Recent Dixons Carphone data breach could open the floodgates to a new wave of PPI-style cold calling. Customers will be able to lodge a claim even if they have not suffered a financial loss

Data breaches could be the next big money-spinner for claims management companies now that the General Data Protection Regulation (GDPR) has come into force.


Under GDPR, which became law on 25 May, customers whose data has been compromised will be able to lodge claims for compensation even if they have suffered no direct financial loss as a result.

Raf Sanchez, international data breach manager at Beazley, told Insurance Times that, with PPI winding down, claims firms would likely be turning their attention to GDPR. “There’s an army of lawyers who did PPI claims who are looking for something else to do,” he says.

And one of the first tests could be Dixons Carphone after recently suffering two of the biggest data breaches in UK corporate history. 

The retailer’s data woes began three years ago when 2.4m Carphone Warehouse customers’ records were accessed by hackers, triggering a £400,000 fine by the Information Commissioner’s Office (ICO) – then the joint largest ever handed out by the watchdog.

But the scale of this earlier breach was dwarfed by Dixons’ admission last month it had discovered during a review of its systems and data that there had been an attempt to secure unauthorised access to 5.9m cards held in the processing systems of Currys PC World and Dixons Travel stores.

The good news for the UK’s market leading electrical goods retailer is that 5.8m cards had chip and pin protection, meaning that the cardholder could not be identified or purchases made using them.

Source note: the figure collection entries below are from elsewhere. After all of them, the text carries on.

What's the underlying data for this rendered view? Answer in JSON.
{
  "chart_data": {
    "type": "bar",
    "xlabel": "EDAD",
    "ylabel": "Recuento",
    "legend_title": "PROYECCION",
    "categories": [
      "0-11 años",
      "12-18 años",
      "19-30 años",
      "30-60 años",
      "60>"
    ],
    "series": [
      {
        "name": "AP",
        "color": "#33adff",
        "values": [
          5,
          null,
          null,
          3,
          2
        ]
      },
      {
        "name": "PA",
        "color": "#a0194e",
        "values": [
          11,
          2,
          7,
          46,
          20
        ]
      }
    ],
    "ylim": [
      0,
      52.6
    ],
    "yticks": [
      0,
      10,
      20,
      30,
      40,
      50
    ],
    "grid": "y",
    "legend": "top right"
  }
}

The remaining 105,000, which lacked these safeguards having originated outside of the EU, were more vulnerable.

The company also revealed that 1.2m non-financial records, including postal and email addresses that fraudsters could use to build fake IDs, had also been accessed.

Matt Palmer, senior director for cyber risk solutions at Willis Towers Watson, says: “You are talking about 6 million payment cards: one in 10 in the country. That’s an enormous amount of data. The potential for misuse of that data is significant.”

The embarrassment over the scale of the recent incident is compounded by Carphone Warehouse’s previous breach.

Sanchez says: “They have suffered a big breach and been fined previously: from the perspective of customer trust it’s not great.”

Airmic technical director Julia Graham says Dixons has responded well to the breach: “They came quite quickly out of the box. They picked up the problem and dealt with it.”

Organised crime

And, so far, no financial losses have been traced back to the compromised records. But that doesn’t mean that the company is out of the woods, says Palmer: “In the past these types of attacks were put together by independent hackers or disgruntled employees. We are (now) seeing organised crime getting involved.

“We can’t assume that no action has been taken with the information. The data can be sold on the black market to build a profile that can be used to commit fraud. The combination of multiple events is likely to make it easier for the bad guys. Obviously, the onus is on Dixons to ensure that they communicate effectively with consumers.”

For now, the absence of serious consumer detriment resulting from data losses has bred complacency around the issue, says Graham: “What will shake people out of this is if there is no chip and pin protection. It will take only one breach where data is exposed, there is a fraudulent act, and people will change their minds.”

That Dixons has suffered a second large data breach will have prompted disquiet amongst cyber insurers, says Max Perkins, senior vice-president in the global technology & privacy practice at brokers Lockton.

Generally companies that have had a breach or a hack are regarded as a better potential risk because they had upgraded security, he says: “Cyber insurance underwriters normally take the view that if you have had a breach you will have generally learned the lessons and therefore you are a better risk going forward. This may challenge that school of thought.”

The Dixons breach is the first significant such incident to have hit an organisation since the implementation of the EU-wide GDPR. Just the stress due to the risk of being exposed to a fraud could be sufficient to mount a claim.

Sanchez, who is expecting a text message inquiring if he is a Dixons customer, says: “There’s an army of lawyers who did PPI claims who are looking for something else to do, especially where you have a big breach. Even if only 5% go ahead it’s a big chunk of potential fees.”

Perkins agrees: “Lawyers will want to test the courts around GDPR because it’s a revenue opportunity.”

The increased awareness about data security resulting from the way inboxes have been bombarded with emails about GDPR is likely to trigger more claims, says Graham.

The level of potential financial penalties has increased under GDPR, allowing regulators to impose fines of up to £20m or 4% of a company’s total turnover, whichever is higher.

Dixons has said the breach originated in July last year, well before the GDPR go-live date, with subsequent breaches stemming from this  incident.

While the ICO is expected to give companies time to gear up to GDPR, its patience will be limited, says Graham: “It may reach a point where they are not so generous, especially if things go wrong.”